Derguín se sintió extraño al imaginarse que el príncipe de Áinar pudiera disputar con él por una rencilla entre sus padres.

—No pienses en vengar en Togul Barok una antigua ofensa —le advirtió Cuiberguín, leyéndole el pensamiento—. Recuerda quién es él y quién eres tú.

Derguín golpeó y tajó el aire unas cuantas veces, y el silbido de la hoja lo complació. Después volvió a enfundar a Brauna y de nuevo la besó, pues la espada siempre ha de ser venerada.

—Sé que estos años has estado dolido conmigo.

—Padre, no hace falta que…

—Piensas que me sentía defraudado.

Derguín agachó la cabeza.

—En este tiempo sólo encontré tu silencio.

—No era decepción, Derguín, sino rencor, porque el destino había cometido contigo la misma injusticia que cometió conmigo. Traté de olvidar y pensé que era mejor dejar que te resignaras en vez de amargarte en vano. Mas el corazón que se colmó de amargura fue el mío.

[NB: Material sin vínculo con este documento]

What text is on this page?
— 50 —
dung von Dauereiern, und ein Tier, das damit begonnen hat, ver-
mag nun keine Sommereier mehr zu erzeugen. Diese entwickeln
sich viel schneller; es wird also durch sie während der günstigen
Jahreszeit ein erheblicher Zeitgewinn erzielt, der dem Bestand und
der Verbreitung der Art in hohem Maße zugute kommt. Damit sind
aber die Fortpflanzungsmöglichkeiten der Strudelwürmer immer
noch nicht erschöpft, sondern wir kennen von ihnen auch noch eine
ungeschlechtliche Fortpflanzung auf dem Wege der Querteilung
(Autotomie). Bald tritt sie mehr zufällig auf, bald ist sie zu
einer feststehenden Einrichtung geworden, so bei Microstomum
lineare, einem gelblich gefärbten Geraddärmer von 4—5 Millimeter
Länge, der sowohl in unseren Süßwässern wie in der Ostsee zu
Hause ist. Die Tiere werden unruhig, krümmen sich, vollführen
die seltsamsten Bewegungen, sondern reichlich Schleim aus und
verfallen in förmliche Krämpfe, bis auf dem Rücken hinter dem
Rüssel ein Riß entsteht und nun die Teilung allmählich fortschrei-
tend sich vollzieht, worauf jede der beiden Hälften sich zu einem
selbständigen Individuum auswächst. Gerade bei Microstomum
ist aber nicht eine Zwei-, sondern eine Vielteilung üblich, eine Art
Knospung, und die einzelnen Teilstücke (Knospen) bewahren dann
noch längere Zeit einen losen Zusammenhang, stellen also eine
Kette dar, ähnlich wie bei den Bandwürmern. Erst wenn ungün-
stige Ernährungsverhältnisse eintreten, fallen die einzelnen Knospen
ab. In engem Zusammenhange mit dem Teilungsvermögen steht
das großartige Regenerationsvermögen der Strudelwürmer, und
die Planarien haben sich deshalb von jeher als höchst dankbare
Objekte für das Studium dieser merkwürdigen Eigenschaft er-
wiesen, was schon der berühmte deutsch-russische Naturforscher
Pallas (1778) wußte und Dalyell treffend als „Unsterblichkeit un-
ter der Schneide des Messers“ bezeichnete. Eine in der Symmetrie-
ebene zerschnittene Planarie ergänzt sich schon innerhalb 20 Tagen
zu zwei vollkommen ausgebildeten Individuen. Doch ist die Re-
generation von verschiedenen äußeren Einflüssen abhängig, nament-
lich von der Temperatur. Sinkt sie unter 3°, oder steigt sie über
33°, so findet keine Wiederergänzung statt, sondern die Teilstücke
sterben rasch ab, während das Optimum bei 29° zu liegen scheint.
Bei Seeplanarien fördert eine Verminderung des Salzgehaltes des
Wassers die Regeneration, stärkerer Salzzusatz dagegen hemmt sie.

»Ahora se nos concede una segunda oportunidad, hijo. Si consigues la Espada de Fuego, una pequeña parte de ella me pertenecerá.

Derguín apretó la mano de su padre.

—Te pertenecerá toda entera. Tú has sido mi verdadero maestro.

—Lo entiendes, ¿verdad? ¿Quién que haya blandido alguna vez una espada no ha soñado con poseer a Zemal, la reina de todas? Tú la vas a conseguir, porque la deseas más que nadie en el mundo, porque te empujan tu deseo y el mío.

Derguín agachó la cabeza y se tragó una lágrima. Después miró a su padre a los ojos y le dijo:

—Te prometo que volveré y en esta misma habitación te ofreceré la Espada de Fuego.

—¡Qué Tarimán te oiga!

Así se despidieron. Si volvieron a verse en vida o no, es algo que queda aún muy lejos del presente relato.